IN the early 1990s we were living in Barnmead Road, an enclave of Victorian houses in Beckenham, Kent. It had a strong community spirit and retained its original features to the extent that it was a popular location for period TV dramas.
With a growing family, we had harboured vague thoughts of finding a bigger place but achieved nothing until one day a note came through the door asking if we would consider selling our home. It was written by a couple, David and Pam Thompson, who had tried to buy our house before we did but saw their own sale fall through. They had now sold their own property in North London and were good to go.
We invited them round to view, although they were obviously familiar with the place, and found them delightful and interesting company. David was the Curator of Horology at the British Museum while Pam ran the library at the Royal College of Music. They made us an instant and generous offer, and we happened upon a much bigger house in nearby Bromley at an accessible price, so off we went.
Pam and David came to our new home several times for dinner and reciprocated in kind. One evening over several bottles they told us the remarkable story of how they got together, and found their professional calling.
Both were working at Blackwell’s music shop in Oxford in the early 1970s when Pam was entrusted to hand-deliver some valuable manuscripts to an address in faraway Prague. They were not an item at the time but David chivalrously offered to accompany her and make sure she came to no harm.
Having safely dropped off their cargo, they needed somewhere to stay and phoned a number given by a colleague who said she had a friend who might put them up. They were directed to a magnificent apartment where one wall was entirely covered in clocks. David was enchanted by the sight and sound of these wonderful antiques and decided on the spot that this was his purpose in life.

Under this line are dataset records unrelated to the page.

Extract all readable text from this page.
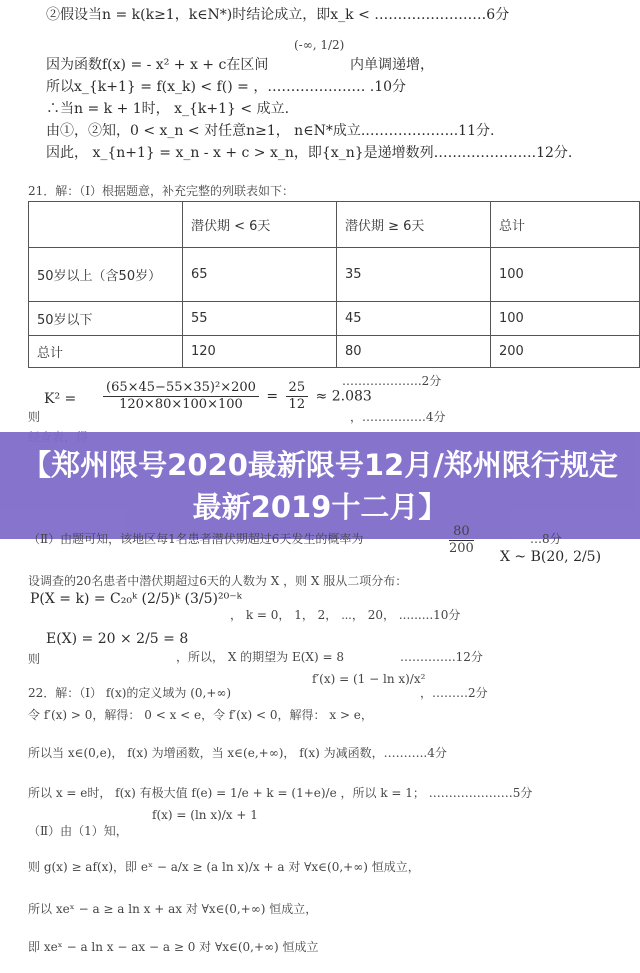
②假设当n = k(k≥1，k∈N*)时结论成立，即x_k < ……………………6分
因为函数f(x) = - x² + x + c在区间
(-∞, 1/2)
内单调递增，
所以x_{k+1} = f(x_k) < f() = ，………………… .10分
∴当n = k + 1时， x_{k+1} < 成立.
由①，②知，0 < x_n < 对任意n≥1， n∈N*成立.………………..11分.
因此， x_{n+1} = x_n - x + c > x_n，即{x_n}是递增数列………………….12分.
21．解：（Ⅰ）根据题意，补充完整的列联表如下：
	潜伏期 < 6天	潜伏期 ≥ 6天	总计
50岁以上（含50岁）	65	35	100
50岁以下	55	45	100
总计	120	80	200
………………..2分
$K^2 = \frac{\text{(65×45−55×35)²×200}}{120\times 80\times 100\times 100} = \frac{25}{12} \approx 2.083$
则	，…………….4分
【郑州限号2020最新限号12月/郑州限行规定最新2019十二月】
（Ⅱ）由题可知，该地区每1名患者潜伏期超过6天发生的概率为	$\frac{80}{200}$	…8分
X ~ B(20, 2/5)
设调查的20名患者中潜伏期超过6天的人数为 X ，则 X 服从二项分布：
P(X = k) = C₂₀ᵏ (2/5)ᵏ (3/5)²⁰⁻ᵏ
， k = 0， 1， 2， ⋯， 20， .........10分
则
E(X) = 20 × 2/5 = 8
，所以， X 的期望为 E(X) = 8	…………..12分
22．解：（Ⅰ） f(x)的定义域为 (0,+∞)
f′(x) = (1 − ln x)/x²
，………2分
令 f′(x) > 0，解得： 0 < x < e，令 f′(x) < 0，解得： x > e，
所以当 x∈(0,e)， f(x) 为增函数，当 x∈(e,+∞)， f(x) 为减函数，………..4分
所以 x = e时， f(x) 有极大值 f(e) = 1/e + k = (1+e)/e ，所以 k = 1； …………………5分
（Ⅱ）由（1）知，
f(x) = (ln x)/x + 1
则 g(x) ≥ af(x)，即 eˣ − a/x ≥ (a ln x)/x + a 对 ∀x∈(0,+∞) 恒成立，
所以 xeˣ − a ≥ a ln x + ax 对 ∀x∈(0,+∞) 恒成立，
即 xeˣ − a ln x − ax − a ≥ 0 对 ∀x∈(0,+∞) 恒成立
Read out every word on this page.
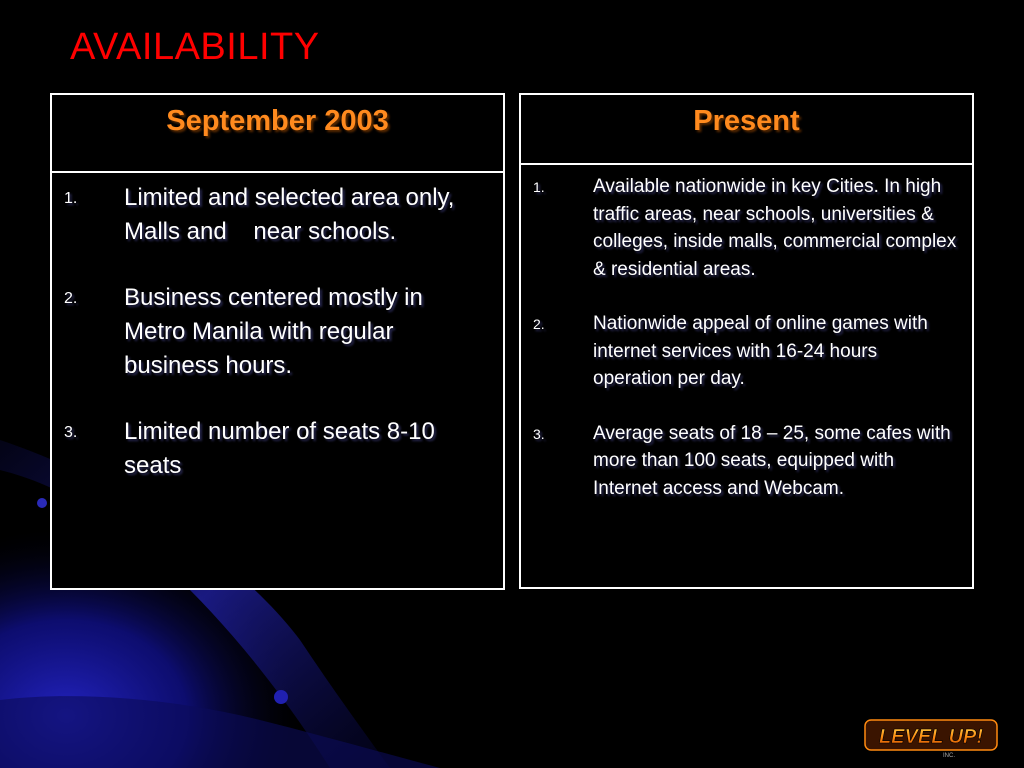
AVAILABILITY
September 2003
1. Limited and selected area only, Malls and    near schools.
2. Business centered mostly in Metro Manila with regular business hours.
3. Limited number of seats 8-10 seats
Present
1.	Available nationwide in key Cities. In high traffic areas, near schools, universities & colleges, inside malls, commercial complex & residential areas.
2.	Nationwide appeal of online games with internet services with 16-24 hours operation per day.
3.	Average seats of 18 – 25, some cafes with more than 100 seats, equipped with Internet access and Webcam.
LEVEL UP!
INC.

Returning to England, he and Pam were married and she supported him while he completed a course at Hackney College in making clocks and watches. His obvious affinity with the subject led to a post at the British Museum, where he eventually headed his department. Pam applied for the post at the RCM and got it. Both had found their dream job.
I was delighted and honoured when David suggested giving me and my daughter Caroline a private tour of his domain. There were countless priceless items of great antiquity, but the exhibit which stood out above all for me was an astonishing automaton in the form of a 31-inch-long golden galleon made by Hans Schlottheim of Augsburg in about 1585.
I quote from David’s brilliant book Clocks:
‘It has a small clock, showing hours and minutes on a beautiful silver dial with coloured enamel floral motifs. Sailors wielding hammers in the crow’s nests strike the hours and quarters. However the machine is not essentially a clock, but a magnificent and ingenious automaton designed to announce a banquet by travelling independently along a table. As it went, a small regal or pipe organ would play a tune and drumsticks would play on a skin stretched across the base of the ship’s hull. While all this was going on, the tops of the fore and mizzen masts would twirl round. As part of the entertainment, the Electors of the Holy Roman Empire, preceded by two heralds, processed and each made a small bow before the Holy Roman Emperor, Rudolf II, seated on a throne beneath a canopy. The ship moved on again accompanied by the music and drumming and as a grand finale to entertain the guests, it fired the main cannon in the bowsprit, which then ignited a fast-burning fuse that burnt quickly around the hull, firing off the other cannons in turn to finish its performance in a wonder of noise and smoke.’
How thunderstruck the 16th-century diners must have been to witness this extraordinary spectacle.
The golden galleon was in a glass case and obviously not in action when we saw it but I found it utterly awe-inspiring, and still do. What a privilege to see it, and you can, too, in the clock and watch gallery, rooms 38 & 39, and at this link.
The Twickers streaker
ONE of our near-neighbours in Beckenham was a chap called Chris Stevens, a former graphic designer who for reasons best known to himself chucked it all in to become a joiner and kitchen fitter.
Chris was a rugby union fanatic and his claim to fame was that on January 2, 1982, he was a steward at Twickenham when England played Australia. At half time 24-year-old Erika Roe, a drunken wench with a formidable chest, took it upon herself to tear off her shirt and run topless across the pitch. Bearded, cloth-capped Chris was first on the scene, removing his overall in the vain hope of using it to protect the shameless Miss Roe’s modesty before she was shepherded away into the arms of Plod by a Union-Jack-waving old buffer who was a self-appointed England mascot. Erika became a celebrity purely on the basis of having flashed her knockers, and made countless TV appearances.
Some 33 years after Twickers, she was still making an exhibition of herself, lifting her top at an event in Swindon to raise money for breast cancer research (this time she wisely wore a bra). Strangely, Chris was never invited to reprise his supporting role in what has become known as the most famous streak of all time.
A PS from PG
On the cue ‘five aunts’ I had given at the knees a trifle, for the thought of being confronted with such a solid gaggle of aunts, even if those of another, was an unnerving one. Reminding myself that in this life it is not aunts that matter, but the courage that one brings to them, I pulled myself together.